Die Forderung findet sich auch im »Gemeinsamen Rahmen der Länder für die frühe Bildung in Kindertageseinrichtungen«, der den jeweiligen Bildungs-, Erziehungs- und Orientierungsplänen der einzelnen Bundesländer übergeordnet ist:

»Für eine ganzheitliche Förderung (sind) Aspekte zu beachten, die für alle Inhalte gleichermaßen von Bedeutung sind und den Charakter von Querschnittsaufgaben haben.« (1)

Eine der insgesamt sechs Querschnittsaufgaben ist die geschlechterbewusste pädagogische Arbeit. Dieses Anforderungsprofil an Fachkräfte findet sich ebenfalls in zahlreichen frühpädagogischen Bildungsplänen. Etliche in den Bildungsplänen gewählte Formulierungen, wie z.B., dass Geschlecht als Querschnittsdimension »in der gesamten pädagogischen Arbeit mitgedacht« (2) wird, vermitteln den Eindruck, dass das, was Geschlechtergerechtigkeit inhaltlich bestimmt, eindeutig definiert und lediglich noch umzusetzen wäre. Dass dies keineswegs leicht und eindeutig ist, zeigt sich bereits an der Verwendung unterschiedlicher Begrifflichkeiten, wie z.B. »geschlechtersensibel« (vgl. Baden-Württemberg, Bayern, Rheinland-Pfalz, Nordrhein-Westfalen, Sachsen), »genderbewusst« (vgl. Niedersachsen, Schleswig-Holstein), »geschlechterbewusst« (vgl. Sachsen, Hamburg, Nordrhein-Westfalen) oder »genderorientiert« (vgl. Schleswig-Holstein), ohne dass deutlich wird, ob diese Begriffe synonym verwendet oder mit unterschiedlichen Vorstellungen von Geschlecht verknüpft werden.
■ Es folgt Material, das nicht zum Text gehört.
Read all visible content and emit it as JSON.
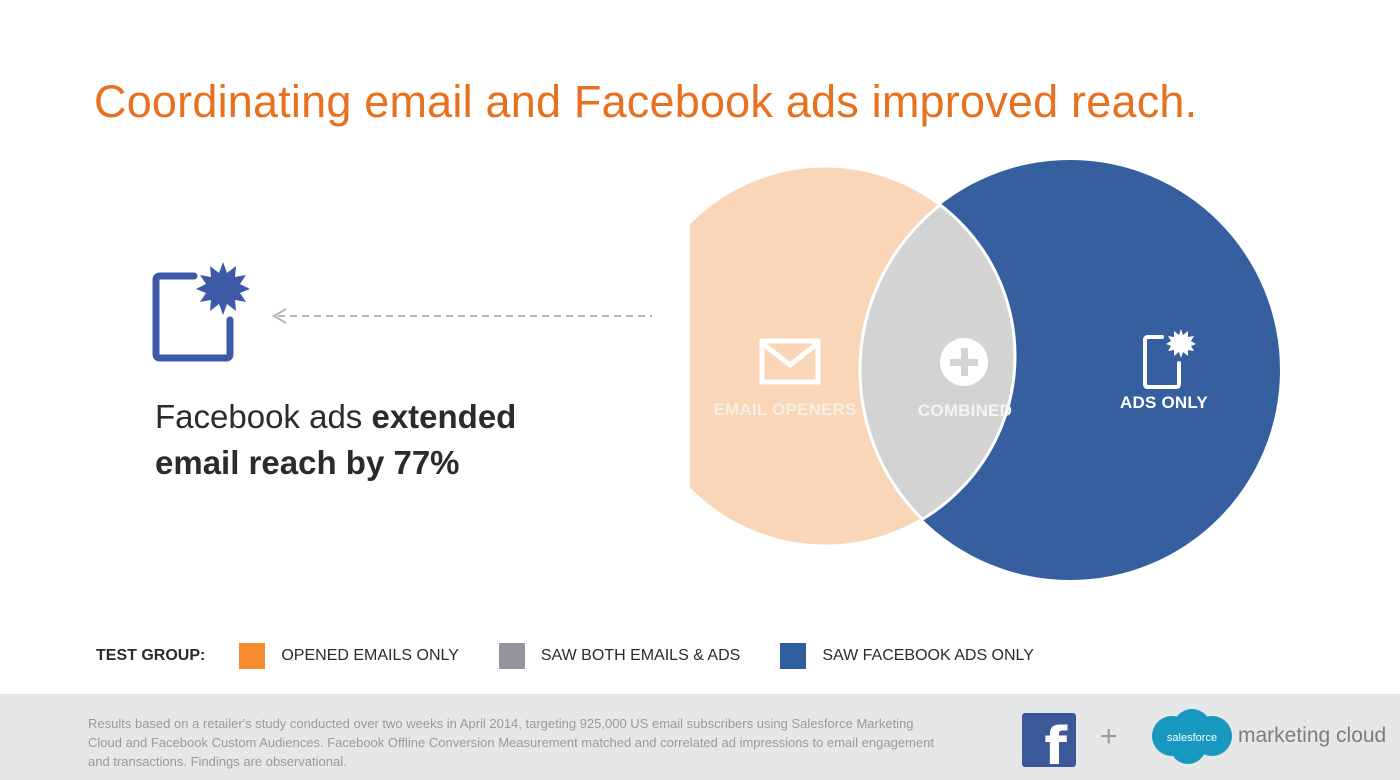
{
  "title": "Coordinating email and Facebook ads improved reach.",
  "claim": {
    "line1_normal": "Facebook ads ",
    "line1_bold": "extended",
    "line2_bold": "email reach by 77%"
  },
  "venn": {
    "openers_label": "EMAIL OPENERS",
    "combined_label": "COMBINED",
    "ads_label": "ADS ONLY",
    "icons": {
      "openers": "envelope-icon",
      "combined": "plus-circle-icon",
      "ads": "ad-burst-icon"
    }
  },
  "legend": {
    "title": "TEST GROUP:",
    "items": [
      {
        "label": "OPENED EMAILS ONLY",
        "color": "#f58d2e"
      },
      {
        "label": "SAW BOTH EMAILS & ADS",
        "color": "#939598"
      },
      {
        "label": "SAW FACEBOOK ADS ONLY",
        "color": "#2f5d9f"
      }
    ]
  },
  "colors": {
    "title": "#e8711f",
    "openers_fill": "#f9d6b8",
    "combined_fill": "#d3d3d3",
    "ads_fill": "#355f9f",
    "icon_blue": "#3e5aa6"
  },
  "footer": {
    "footnote": "Results based on a retailer's study conducted over two weeks in April 2014, targeting 925,000 US email subscribers using Salesforce Marketing Cloud and Facebook Custom Audiences. Facebook Offline Conversion Measurement matched and correlated ad impressions to email engagement and transactions. Findings are observational.",
    "plus": "+",
    "salesforce_word": "salesforce",
    "marketing_cloud": "marketing cloud"
  }
}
Ambivalenz in den Bildungsplänen

In den Bildungsplänen findet sich im Zusammenhang mit Geschlechtergerechtigkeit die Tendenz, Geschlecht als potenzielle Problemkategorie zu thematisieren, die soziale Ungleichheit mit bedingen kann. In den Hamburger Bildungsempfehlungen (3) z.B. wird Geschlecht zusammen mit weiteren Differenzdimensionen – z.B. ethnisch-kulturelle Zugehörigkeit, sozial-ökonomische Situation – als Risikofaktor für Ausgrenzung und Bildungsbenachteiligung genannt. Weit häufiger wird Geschlecht in den Bildungsplänen allerdings positiv verhandelt, beispielsweise als zu berücksichtigende und für die kindliche Entwicklung wesentliche Identitätsdimension. (4)

Als wesentliche Grundvoraussetzung für die Verwirklichung der fachlichen Förderung von Chancengleichheit benennen zahlreiche Bildungspläne mehrfach die Selbstreflexion der Fachkräfte hinsichtlich ihrer eigenen geschlechtlichen Vorstellungen und die Auseinandersetzung mit ihrem Umgang mit Geschlecht. Die Anforderungen an die Fachkräfte sind in zahlreichen Bildungsplänen an vielen Stellen durch die zugrunde gelegte Annahme gekennzeichnet, dass geschlechtliche Unterschiede als Normalfall angesehen werden und den Ausgangspunkt fachlicher Einflussnahme bilden. (5) Geschlecht wird in der Regel als Unterscheidung zwischen Jungen und Mädchen thematisiert, die es anzuerkennen gilt. Gleichzeitig wird jedoch auch der Anspruch geäußert, Unterschiede im Sinne von Benachteiligungen nicht zu verstärken bzw. entsprechenden Tendenzen fachlich entgegenzuwirken. Daraus ergeben sich allerdings oftmals Unsicherheiten auf Seiten der Fachkräfte. Die ungeklärte Frage ist: Wann sind geschlechtliche Unterschiede/Unterscheidungen problematisch, wann nicht und wann und wie pädagogisch anzuerkennen?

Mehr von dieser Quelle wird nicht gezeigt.